Bonsoir les filles!
Vous êtes toujours de bon conseil et j'en ai vraiment besoin. Attention, ceci est une histoire plutôt triste, alors si vous déprimez déjà , passez votre chemin!
Voilà , jeudi à 5h30 du matin je reçois le coup de fil de ma belle soeur, paniquée, me disant de réveiller mon fiancé et de nous rendre tous les deux au domicile de ses parents. Rien de plus. Paniquée qu'ils leur soient (encore) arrivé quelque chose je m'exécute. Nous voilà là bas, où sa soeur nous annonce le décès de son père. Tous complètement débordés par l'émotion, j'ai un peu pris les choses en main, appelé les pompes funèbres etc.

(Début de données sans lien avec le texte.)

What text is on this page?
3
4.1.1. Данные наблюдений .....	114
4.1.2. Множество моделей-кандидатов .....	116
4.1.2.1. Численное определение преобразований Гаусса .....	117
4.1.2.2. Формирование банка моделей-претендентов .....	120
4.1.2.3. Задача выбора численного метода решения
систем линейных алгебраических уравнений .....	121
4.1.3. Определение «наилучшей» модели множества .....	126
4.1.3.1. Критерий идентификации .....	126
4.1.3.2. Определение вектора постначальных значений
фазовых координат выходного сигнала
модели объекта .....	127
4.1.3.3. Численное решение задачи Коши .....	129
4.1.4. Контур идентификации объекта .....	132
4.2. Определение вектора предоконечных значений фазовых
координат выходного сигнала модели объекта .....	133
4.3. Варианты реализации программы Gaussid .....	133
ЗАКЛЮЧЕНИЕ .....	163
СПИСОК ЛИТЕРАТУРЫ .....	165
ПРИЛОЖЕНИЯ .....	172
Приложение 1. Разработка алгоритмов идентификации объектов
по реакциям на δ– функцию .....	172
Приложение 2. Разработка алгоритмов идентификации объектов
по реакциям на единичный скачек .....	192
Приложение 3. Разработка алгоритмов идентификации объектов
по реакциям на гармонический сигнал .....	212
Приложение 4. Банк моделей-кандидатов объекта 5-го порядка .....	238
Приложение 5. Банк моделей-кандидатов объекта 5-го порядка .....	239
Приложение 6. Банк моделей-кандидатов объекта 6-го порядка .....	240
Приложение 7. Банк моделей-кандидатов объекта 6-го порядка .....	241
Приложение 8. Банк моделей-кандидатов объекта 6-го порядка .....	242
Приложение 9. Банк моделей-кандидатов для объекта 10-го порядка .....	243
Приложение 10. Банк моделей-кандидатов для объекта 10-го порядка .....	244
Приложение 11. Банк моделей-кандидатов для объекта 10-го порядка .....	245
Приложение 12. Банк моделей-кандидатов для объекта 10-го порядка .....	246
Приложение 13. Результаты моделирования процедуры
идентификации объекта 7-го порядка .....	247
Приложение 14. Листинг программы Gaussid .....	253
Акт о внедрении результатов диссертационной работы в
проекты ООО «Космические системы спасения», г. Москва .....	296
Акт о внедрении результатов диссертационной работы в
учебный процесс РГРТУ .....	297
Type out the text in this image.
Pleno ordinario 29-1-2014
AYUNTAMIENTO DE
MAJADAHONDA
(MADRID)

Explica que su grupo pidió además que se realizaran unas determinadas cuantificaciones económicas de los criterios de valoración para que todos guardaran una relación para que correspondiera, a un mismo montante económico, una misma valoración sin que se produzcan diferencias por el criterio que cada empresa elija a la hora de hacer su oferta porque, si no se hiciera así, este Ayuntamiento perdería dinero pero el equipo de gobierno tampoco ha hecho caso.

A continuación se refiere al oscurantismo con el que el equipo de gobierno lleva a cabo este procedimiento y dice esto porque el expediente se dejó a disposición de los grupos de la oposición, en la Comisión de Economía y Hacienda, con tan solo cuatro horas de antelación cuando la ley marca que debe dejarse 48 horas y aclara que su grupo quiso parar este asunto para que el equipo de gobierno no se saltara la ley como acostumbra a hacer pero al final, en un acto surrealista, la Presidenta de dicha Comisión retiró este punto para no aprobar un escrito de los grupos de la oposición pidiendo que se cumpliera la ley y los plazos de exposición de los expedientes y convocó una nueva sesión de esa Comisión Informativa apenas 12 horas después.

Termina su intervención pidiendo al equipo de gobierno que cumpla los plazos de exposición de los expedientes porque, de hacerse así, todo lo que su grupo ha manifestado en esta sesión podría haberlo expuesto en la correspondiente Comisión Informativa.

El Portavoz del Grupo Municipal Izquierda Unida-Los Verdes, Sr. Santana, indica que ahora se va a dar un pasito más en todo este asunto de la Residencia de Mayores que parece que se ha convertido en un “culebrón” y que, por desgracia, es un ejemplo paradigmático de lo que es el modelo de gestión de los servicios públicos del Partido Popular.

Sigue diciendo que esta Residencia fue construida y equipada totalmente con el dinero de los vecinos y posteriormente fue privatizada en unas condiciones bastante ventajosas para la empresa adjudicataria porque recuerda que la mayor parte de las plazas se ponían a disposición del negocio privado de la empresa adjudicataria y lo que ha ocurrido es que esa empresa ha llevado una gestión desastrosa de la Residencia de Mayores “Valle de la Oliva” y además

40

Le corps du père était toujours dans la maison et il faut savoir que j'ai un rapport très douloureux avec la mort, alors, bien que je n'ai laissé rien transparaître, j'étais paniquée à l'intérieur.Mais dans ma tête, les plus forts soutiennent les plus faibles. Nous, les trois conjoints de mon fiancé et ses deux soeurs les avons soutenus, elles et leur mère. Mon fiancé est allé dans la chambre voir son père, je n'ai pas eu la présence d'esprit de l'en empécher tant j'avais à faire, et quand il est sorti il a insisté pour que personne ne rentre dans la chambre, tant c'était horrible apparemment. Je m'en veux beaucoup de l'avoir laissé rentrer dans cette pièce, et ce plusieurs heures après le décès. Je m'en veux qu'il l'ait vu dans cet état. Je n'ai rien vu mais j'imagine très bien (rigidité cadavérique, visage crispé probablement, il y a avait du sang par terre donc probablement sur lui aussi, et puis les voix naturelles qui se relachent, etc...) Je pense que j'aurais du avoir la présence d'esprit de bloquer cette porte...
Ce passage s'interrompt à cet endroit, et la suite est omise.